Novelty-Guided Data Reuse for Efficient and Diversified Multi-Agent Reinforcement Learning
Yangkun Chen, Kai Yang, Jian Tao, Jiafei Lyu
TL;DR
This paper tackles sample inefficiency and limited strategy diversity in multi-agent reinforcement learning by introducing MANGER, a novelty-guided data reuse framework. MANGER uses a Random Network Distillation (RND) based novelty score to adapt per-agent update frequencies, enabling targeted data reuse and promoting diverse agent behaviors through a separated critic architecture.

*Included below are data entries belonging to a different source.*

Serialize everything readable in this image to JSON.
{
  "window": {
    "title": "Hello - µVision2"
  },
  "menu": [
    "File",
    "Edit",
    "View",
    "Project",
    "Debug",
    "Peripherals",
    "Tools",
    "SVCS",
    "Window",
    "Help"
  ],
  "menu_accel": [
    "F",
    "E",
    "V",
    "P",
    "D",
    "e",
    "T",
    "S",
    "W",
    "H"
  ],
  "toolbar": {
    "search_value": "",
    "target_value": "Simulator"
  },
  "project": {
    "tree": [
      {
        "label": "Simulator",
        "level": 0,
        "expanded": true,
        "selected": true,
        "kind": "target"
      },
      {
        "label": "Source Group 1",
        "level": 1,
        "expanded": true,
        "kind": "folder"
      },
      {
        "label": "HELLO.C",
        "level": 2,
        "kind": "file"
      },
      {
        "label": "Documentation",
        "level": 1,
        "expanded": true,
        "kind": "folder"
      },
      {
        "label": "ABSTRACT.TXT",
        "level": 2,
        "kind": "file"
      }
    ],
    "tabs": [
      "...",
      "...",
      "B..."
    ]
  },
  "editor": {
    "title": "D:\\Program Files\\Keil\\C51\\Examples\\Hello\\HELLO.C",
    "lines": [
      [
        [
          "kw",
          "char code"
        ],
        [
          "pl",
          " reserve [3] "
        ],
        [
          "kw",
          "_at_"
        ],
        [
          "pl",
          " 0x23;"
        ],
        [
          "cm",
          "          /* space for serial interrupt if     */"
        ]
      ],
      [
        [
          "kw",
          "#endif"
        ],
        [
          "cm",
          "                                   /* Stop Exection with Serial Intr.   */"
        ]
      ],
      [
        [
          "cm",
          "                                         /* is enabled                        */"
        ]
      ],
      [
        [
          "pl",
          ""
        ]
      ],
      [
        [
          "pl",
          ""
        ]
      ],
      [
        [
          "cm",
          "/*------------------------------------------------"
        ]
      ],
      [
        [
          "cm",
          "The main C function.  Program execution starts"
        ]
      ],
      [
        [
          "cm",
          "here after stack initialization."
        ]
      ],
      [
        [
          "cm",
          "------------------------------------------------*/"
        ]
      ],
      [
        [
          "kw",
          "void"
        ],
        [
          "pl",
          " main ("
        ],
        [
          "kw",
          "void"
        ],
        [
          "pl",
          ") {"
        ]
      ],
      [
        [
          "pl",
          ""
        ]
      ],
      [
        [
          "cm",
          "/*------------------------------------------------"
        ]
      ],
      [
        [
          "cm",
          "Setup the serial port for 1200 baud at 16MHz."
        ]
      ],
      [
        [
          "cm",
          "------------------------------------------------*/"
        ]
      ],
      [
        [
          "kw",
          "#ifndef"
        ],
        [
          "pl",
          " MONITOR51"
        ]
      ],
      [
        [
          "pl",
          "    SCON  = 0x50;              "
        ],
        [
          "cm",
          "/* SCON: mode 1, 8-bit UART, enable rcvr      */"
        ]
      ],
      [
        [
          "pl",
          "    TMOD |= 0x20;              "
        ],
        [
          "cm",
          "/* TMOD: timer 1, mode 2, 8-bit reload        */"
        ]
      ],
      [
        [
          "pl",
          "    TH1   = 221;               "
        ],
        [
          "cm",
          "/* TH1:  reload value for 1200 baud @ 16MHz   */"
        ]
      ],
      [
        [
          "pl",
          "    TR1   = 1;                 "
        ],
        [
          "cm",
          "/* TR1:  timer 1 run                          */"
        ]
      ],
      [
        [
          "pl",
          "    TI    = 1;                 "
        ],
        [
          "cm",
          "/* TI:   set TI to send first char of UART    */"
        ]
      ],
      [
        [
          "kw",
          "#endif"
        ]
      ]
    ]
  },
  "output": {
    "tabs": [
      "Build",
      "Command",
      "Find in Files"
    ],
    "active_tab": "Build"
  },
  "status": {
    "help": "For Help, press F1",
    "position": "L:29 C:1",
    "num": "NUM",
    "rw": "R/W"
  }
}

The approach integrates with QMIX, incorporating per-agent update scheduling and selective gradient updates to shared and independent critic components, and demonstrates superior performance on challenging cooperative tasks such as SMAC and Google Research Football, including SMAC-V2. The findings indicate that focusing updates on novel observations can yield faster convergence and more specialized, teamwork-oriented policies with minimal overhead.
Abstract
Recently, deep Multi-Agent Reinforcement Learning (MARL) has demonstrated its potential to tackle complex cooperative tasks, pushing the boundaries of AI in collaborative environments. However, the efficiency of these systems is often compromised by inadequate sample utilization and a lack of diversity in learning strategies. To enhance MARL performance, we introduce a novel sample reuse approach that dynamically adjusts policy updates based on observation novelty. Specifically, we employ a Random Network Distillation (RND) network to gauge the novelty of each agent's current state, assigning additional sample update opportunities based on the uniqueness of the data. We name our method Multi-Agent Novelty-GuidEd sample Reuse (MANGER). This method increases sample efficiency and promotes exploration and diverse agent behaviors. Our evaluations confirm substantial improvements in MARL effectiveness in complex cooperative scenarios such as Google Research Football and super-hard StarCraft II micromanagement tasks.